Im österreichischen Journalismus fehlt zunehmend „religiöse Kompetenz“, hat der Ressortleiter für Religion und Medien bei der christlichen Wochenzeitung „Die Furche“, Otto Friedrich, alarmiert. Das Wissen über religiöse Vollzüge und über religiöse Konnotationen nehme rapid ab. Was soziologische Befunde für die säkulareuropäische Gesellschaft im Ganzen konstatieren, gelte für den Journalismus erst recht, schreibt Friedrich in der jüngst vom Verband Österreichischer Zeitungen (VÖZ) herausgegebenen Public-Value-Bericht „Mehr-Wert“: „Es kann heute nicht mehr fraglos vorausgesetzt werden, was Religion, Religionen und deren Institutionen in der von Journalisten beobachteten und berichteten Wirklichkeit für eine Rolle spielen."
Das stellt nach den Worten des katholischen Publizisten „ein gravierendes kulturelles Problem“ dar: Wenn das religiöse Gedächtnis einer Gesellschaft auch und gerade in den Medien verschwinde, „so verschwindet auch etwas von der Substanz dieser Gesellschaft“. Literatur und Kunst, aber auch die Geschichte bis hinein in die Entwicklung der gesellschaftlichen und politischen Systeme sei ohne deren religiöse Bezüge, Chiffren und Symboliken nicht zu verstehen.
Friedrich plädiert für einen unabhängigen Religionsjournalismus. Er müsse dem Umstand gerecht werden, dass Religion „nicht bloß Sache eines persönlichen Glaubens bzw. der Interessen einer Institution“ sei.
Der Typus des Religionsjournalisten in Österreich stellt, laut Friedrich, speziell im Printbereich – „eine echte Rarität“ dar, doch sei religiöse Kompetenz in der Medienszene aus mehreren Gründen notwendig.

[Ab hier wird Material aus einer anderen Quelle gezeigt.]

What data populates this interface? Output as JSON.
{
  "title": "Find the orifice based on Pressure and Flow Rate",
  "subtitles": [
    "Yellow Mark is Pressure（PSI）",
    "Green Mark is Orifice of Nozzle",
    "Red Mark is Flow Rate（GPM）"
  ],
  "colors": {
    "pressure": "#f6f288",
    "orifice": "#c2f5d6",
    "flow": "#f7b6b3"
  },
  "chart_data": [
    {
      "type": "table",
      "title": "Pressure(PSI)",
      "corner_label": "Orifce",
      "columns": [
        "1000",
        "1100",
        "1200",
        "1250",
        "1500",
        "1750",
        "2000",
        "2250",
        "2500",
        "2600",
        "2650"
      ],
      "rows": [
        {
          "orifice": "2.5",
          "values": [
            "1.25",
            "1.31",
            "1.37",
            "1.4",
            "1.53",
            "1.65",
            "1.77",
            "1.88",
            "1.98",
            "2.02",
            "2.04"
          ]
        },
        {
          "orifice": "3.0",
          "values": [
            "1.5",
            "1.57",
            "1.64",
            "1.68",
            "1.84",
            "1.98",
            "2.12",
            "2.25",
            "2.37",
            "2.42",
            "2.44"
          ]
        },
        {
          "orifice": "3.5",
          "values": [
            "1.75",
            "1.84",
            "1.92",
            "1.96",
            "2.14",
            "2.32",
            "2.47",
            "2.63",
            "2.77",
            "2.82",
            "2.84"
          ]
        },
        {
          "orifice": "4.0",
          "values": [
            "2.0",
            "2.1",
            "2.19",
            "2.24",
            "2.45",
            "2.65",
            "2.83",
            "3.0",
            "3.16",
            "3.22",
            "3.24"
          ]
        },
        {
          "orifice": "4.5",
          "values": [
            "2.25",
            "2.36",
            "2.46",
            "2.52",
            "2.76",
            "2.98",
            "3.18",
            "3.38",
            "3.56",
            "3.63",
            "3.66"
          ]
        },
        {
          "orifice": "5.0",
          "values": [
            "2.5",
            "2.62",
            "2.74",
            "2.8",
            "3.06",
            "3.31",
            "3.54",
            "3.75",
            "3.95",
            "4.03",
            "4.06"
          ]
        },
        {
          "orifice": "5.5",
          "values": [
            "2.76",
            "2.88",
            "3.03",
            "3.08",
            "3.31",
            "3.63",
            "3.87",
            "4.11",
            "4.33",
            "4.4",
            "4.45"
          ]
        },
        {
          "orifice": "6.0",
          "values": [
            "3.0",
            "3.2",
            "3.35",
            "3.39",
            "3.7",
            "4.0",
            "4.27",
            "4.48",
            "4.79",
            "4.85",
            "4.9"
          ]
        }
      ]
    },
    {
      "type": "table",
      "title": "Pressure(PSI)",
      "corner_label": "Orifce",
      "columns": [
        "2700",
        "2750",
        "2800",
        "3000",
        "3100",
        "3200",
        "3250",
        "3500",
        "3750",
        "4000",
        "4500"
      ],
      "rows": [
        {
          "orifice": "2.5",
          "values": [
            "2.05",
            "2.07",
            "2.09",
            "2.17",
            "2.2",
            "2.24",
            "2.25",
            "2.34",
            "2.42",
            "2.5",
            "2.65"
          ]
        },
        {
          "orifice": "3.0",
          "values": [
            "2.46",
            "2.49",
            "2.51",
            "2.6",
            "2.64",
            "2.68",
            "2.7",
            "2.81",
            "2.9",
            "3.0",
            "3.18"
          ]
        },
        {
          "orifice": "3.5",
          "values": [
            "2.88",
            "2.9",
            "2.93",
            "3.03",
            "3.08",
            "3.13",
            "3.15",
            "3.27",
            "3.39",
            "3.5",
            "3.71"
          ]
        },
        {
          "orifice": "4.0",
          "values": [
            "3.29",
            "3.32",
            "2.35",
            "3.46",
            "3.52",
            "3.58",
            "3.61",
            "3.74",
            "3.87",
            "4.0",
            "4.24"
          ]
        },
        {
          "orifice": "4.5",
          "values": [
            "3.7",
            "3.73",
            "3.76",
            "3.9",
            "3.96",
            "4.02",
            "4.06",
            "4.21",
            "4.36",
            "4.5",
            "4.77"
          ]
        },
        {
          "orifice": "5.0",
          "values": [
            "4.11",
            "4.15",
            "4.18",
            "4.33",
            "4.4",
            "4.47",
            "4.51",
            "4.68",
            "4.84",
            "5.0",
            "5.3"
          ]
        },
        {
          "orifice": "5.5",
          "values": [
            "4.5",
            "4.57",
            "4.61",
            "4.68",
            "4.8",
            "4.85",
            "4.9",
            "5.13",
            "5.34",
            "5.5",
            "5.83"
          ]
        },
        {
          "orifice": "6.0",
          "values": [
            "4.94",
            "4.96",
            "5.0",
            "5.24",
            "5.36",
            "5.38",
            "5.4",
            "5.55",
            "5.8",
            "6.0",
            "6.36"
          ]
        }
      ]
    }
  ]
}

Man brauche sie bei Ereignissen wie „9/11“ für differenzierte Berichterstattung statt „Alarmismus“; es brauche ein kritisches Korrektiv zum politischen und gesellschaftlichen Agieren von Religionsgemeinschaften; schließlich brauche es Wissen um Religionsbezüge für die Befassung mit Kultur- und Geistesgeschichte bis hin zu aktuellen Gesellschaftsanalysen, ansonsten würden die Ergebnisse hohl bleiben.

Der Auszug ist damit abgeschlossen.